Published by Bloomsbury Raven
Publication date – 4 February 2021
Source – review copy
When three young students are brutally murdered in a Nigerian university town, their killings – and their killers – are caught on social media. The world knows who murdered them; what no one knows is why.
As the legal trial begins, investigative psychologist Philip Taiwo is contacted by the father of one of the boys, desperate for some answers to his son’s murder. But Philip is an expert in crowd behaviour and violence, not a detective, and after travelling to the sleepy university town that bore witness to the killings, he soon feels dramatically out of his depth.
Will he finally be able to uncover the truth of what happened to the Okiri Three?
Their deaths are plastered over social media. Three university students dragged through the streets of a town in southern Nigeria. Their murders caught on video, their murderers plain to see. The thing the world doesn’t know is why the men were murdered. Investigative psychologist Philip Taiwo is drafted in to find out why. Used to working from a desk than at a crime scene, can Philip uncover the secrets and find out the truth?
Lightseekers introduces the reader to a protagonist who looks at a crime from a different angle. Philip Taiwo is an investigative psychologist, more used to aiding police from the comfort of his study. His return to Nigeria from the US soon finds him thrust into a horrifying case in which three university students beaten and burned to death. Philip has to find out what made a crowd, a town’s population, turn on these three men in such a violent and brutal way.
Aided by Chika, an employee of the father of one of the victims, Philip finds himself facing a wall of silence from the town folk. The police aren’t keen on helping, secrets are being well and truly hidden and they face hostility at every turn. Soon the pair find themselves facing violence, this time directed at them and Philip has to decide who he can trust.
What drives the book is the unanswered question of what drove a town to stand by and allow three men to be killed in front of them. Why did they stand by and do nothing, or in some cases take part, in the deaths of people who seemingly had no link to the town? This is the main focus of Philip’s investigation. The murderers were seen on video. The authorities think they know the who. It is just the why that eludes them.
One of the things I loved about the book was the setting. I confess to knowing little about Nigeria and Lightseekers was a brilliant, brief, armchair trip to this vibrant country with mention of it’s troubled past and colonialism but also glimpses of its vibrancy, noise and colour.

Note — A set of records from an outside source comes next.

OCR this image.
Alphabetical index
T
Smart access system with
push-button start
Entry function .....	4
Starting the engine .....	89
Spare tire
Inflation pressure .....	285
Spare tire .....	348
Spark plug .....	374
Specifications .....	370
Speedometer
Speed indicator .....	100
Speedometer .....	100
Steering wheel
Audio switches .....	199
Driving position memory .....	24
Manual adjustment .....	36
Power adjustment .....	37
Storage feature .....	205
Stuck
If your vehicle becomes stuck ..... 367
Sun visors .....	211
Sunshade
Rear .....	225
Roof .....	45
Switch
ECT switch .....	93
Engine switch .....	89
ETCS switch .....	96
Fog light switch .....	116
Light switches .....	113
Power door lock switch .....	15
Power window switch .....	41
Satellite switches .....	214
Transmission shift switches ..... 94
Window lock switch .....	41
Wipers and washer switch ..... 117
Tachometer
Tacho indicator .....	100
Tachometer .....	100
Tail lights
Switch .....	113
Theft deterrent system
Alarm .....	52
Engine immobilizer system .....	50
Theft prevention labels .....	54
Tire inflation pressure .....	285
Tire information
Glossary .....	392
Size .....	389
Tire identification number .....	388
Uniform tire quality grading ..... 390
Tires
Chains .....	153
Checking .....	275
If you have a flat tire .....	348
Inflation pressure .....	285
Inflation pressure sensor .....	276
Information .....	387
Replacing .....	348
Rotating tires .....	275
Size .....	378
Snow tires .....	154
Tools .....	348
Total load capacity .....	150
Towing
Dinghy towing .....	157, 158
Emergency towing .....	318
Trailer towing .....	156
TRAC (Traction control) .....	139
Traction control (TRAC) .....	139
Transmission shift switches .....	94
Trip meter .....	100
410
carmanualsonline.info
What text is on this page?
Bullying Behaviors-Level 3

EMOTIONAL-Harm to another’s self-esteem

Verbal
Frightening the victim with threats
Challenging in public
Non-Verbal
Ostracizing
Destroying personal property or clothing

The murdered men were all students at a nearby university. The issue of university cults is soon raised. I have to admit this was a new phenomenon to me. From reading the book it appears that these aren’t the religious groups the term cult usually connotates but more insalubrious and dark versions of fraternities, which facilitate criminal actions and encourage violence and secrecy.
The story pulls the reader along, allowing them a glimpse of the truth that is just out of reach of Philip and Chika. There’s a sense of danger but also of sadness at the harm that humans can engineer towards each other.
Despite their ups and downs Philip and Chika make a good pairing. The trust between the two is fragile but eventually earned. I hope the pair feature together in future novels.
An interesting start to a new series. I look forward to see what is in store for Philip in future stories.